The watches are on sale globally from 5 February 2026 through the brand’s website and at the Madison Avenue flagship during the exhibition period. Jaeger‑LeCoultre lists each Collectibles piece individually and invites prospective buyers to contact the boutique or their advisor for exact pricing; the official platform currently shows capsule watches with “price available upon request”, which signals a level that sits above current production but remains in line with rare, fully serviced manufacture‑certified vintage. For context, modern high‑end Reverso references such as the Tribute Monoface Small Seconds now start in the low five figures in euro or dollars, while limited complicated variants climb significantly higher. In that light, a historically important, early‑1930s Reverso with factory restoration and documentation will likely appeal to collectors who already understand what these watches achieve on the open market and who see value in pairing originality with brand backing.

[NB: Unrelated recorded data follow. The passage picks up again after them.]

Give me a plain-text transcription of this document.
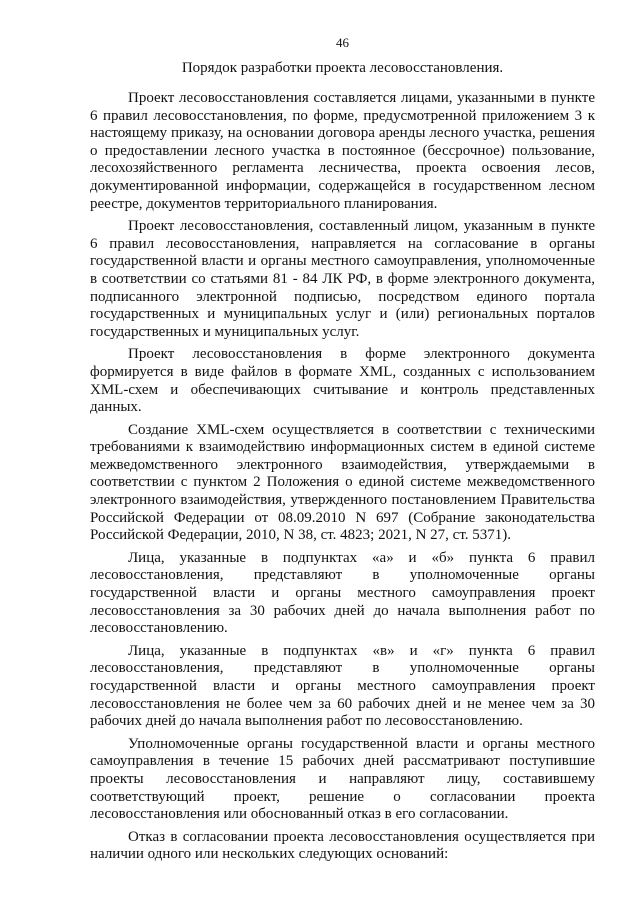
46
Порядок разработки проекта лесовосстановления.

Проект лесовосстановления составляется лицами, указанными в пункте 6 правил лесовосстановления, по форме, предусмотренной приложением 3 к настоящему приказу, на основании договора аренды лесного участка, решения о предоставлении лесного участка в постоянное (бессрочное) пользование, лесохозяйственного регламента лесничества, проекта освоения лесов, документированной информации, содержащейся в государственном лесном реестре, документов территориального планирования.

Проект лесовосстановления, составленный лицом, указанным в пункте 6 правил лесовосстановления, направляется на согласование в органы государственной власти и органы местного самоуправления, уполномоченные в соответствии со статьями 81 - 84 ЛК РФ, в форме электронного документа, подписанного электронной подписью, посредством единого портала государственных и муниципальных услуг и (или) региональных порталов государственных и муниципальных услуг.

Проект лесовосстановления в форме электронного документа формируется в виде файлов в формате XML, созданных с использованием XML-схем и обеспечивающих считывание и контроль представленных данных.

Создание XML-схем осуществляется в соответствии с техническими требованиями к взаимодействию информационных систем в единой системе межведомственного электронного взаимодействия, утверждаемыми в соответствии с пунктом 2 Положения о единой системе межведомственного электронного взаимодействия, утвержденного постановлением Правительства Российской Федерации от 08.09.2010 N 697 (Собрание законодательства Российской Федерации, 2010, N 38, ст. 4823; 2021, N 27, ст. 5371).

Лица, указанные в подпунктах «а» и «б» пункта 6 правил лесовосстановления, представляют в уполномоченные органы государственной власти и органы местного самоуправления проект лесовосстановления за 30 рабочих дней до начала выполнения работ по лесовосстановлению.

Лица, указанные в подпунктах «в» и «г» пункта 6 правил лесовосстановления, представляют в уполномоченные органы государственной власти и органы местного самоуправления проект лесовосстановления не более чем за 60 рабочих дней и не менее чем за 30 рабочих дней до начала выполнения работ по лесовосстановлению.

Уполномоченные органы государственной власти и органы местного самоуправления в течение 15 рабочих дней рассматривают поступившие проекты лесовосстановления и направляют лицу, составившему соответствующий проект, решение о согласовании проекта лесовосстановления или обоснованный отказ в его согласовании.

Отказ в согласовании проекта лесовосстановления осуществляется при наличии одного или нескольких следующих оснований:
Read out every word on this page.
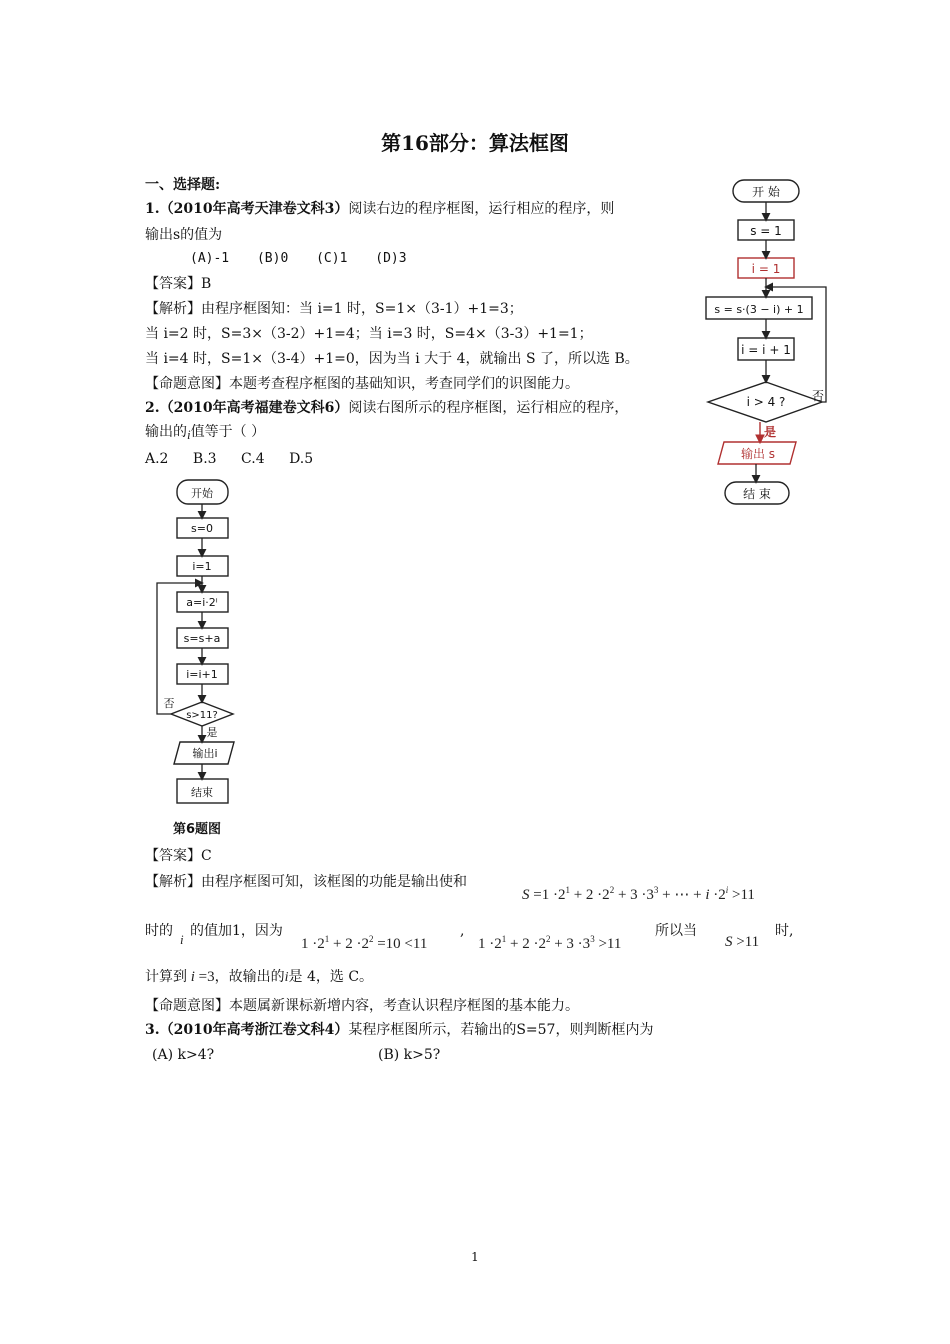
第16部分：算法框图
一、选择题:
1.（2010年高考天津卷文科3）阅读右边的程序框图，运行相应的程序，则
输出s的值为
(A)-1 (B)0 (C)1 (D)3
【答案】B
【解析】由程序框图知：当 i=1 时，S=1×（3-1）+1=3；
当 i=2 时，S=3×（3-2）+1=4；当 i=3 时，S=4×（3-3）+1=1；
当 i=4 时，S=1×（3-4）+1=0，因为当 i 大于 4，就输出 S 了，所以选 B。
【命题意图】本题考查程序框图的基础知识，考查同学们的识图能力。
2.（2010年高考福建卷文科6）阅读右图所示的程序框图，运行相应的程序，
输出的i值等于（ ）
A.2 B.3 C.4 D.5
开始
s=0
i=1
a=i·2ⁱ
s=s+a
i=i+1
s>11?
输出i
结束
否
是
第6题图
开 始
s = 1
i = 1
s = s·(3 − i) + 1
i = i + 1
i > 4 ?
输出 s
结 束
否
是
【答案】C
【解析】由程序框图可知，该框图的功能是输出使和
$S =1 \cdot 2^1 + 2 \cdot 2^2 + 3 \cdot 3^3$ + ⋯ + $i \cdot 2^i >11$
时的
i
的值加1，因为
$1 \cdot 2^1 + 2 \cdot 2^2 =10 <11$
,
$1 \cdot 2^1 + 2 \cdot 2^2 + 3 \cdot 3^3 >11$
所以当
S >11
时,
计算到 i =3，故输出的i是 4，选 C。
【命题意图】本题属新课标新增内容，考查认识程序框图的基本能力。
3.（2010年高考浙江卷文科4）某程序框图所示，若输出的S=57，则判断框内为
(A) k>4?	(B) k>5?
1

Jaeger-LeCoultre’s The Collectibles Exhibition

Walking out of the Madison Avenue boutique with one of these pieces on the wrist feels less like buying a vintage Reverso and more like reconnecting a loose thread in the model’s history. You do not just acquire a watch; you join a short chain of custodians that stretches back to the first owner who flipped that case over to shield the crystal from a flying polo ball in an era when the Chrysler Building still counted as new.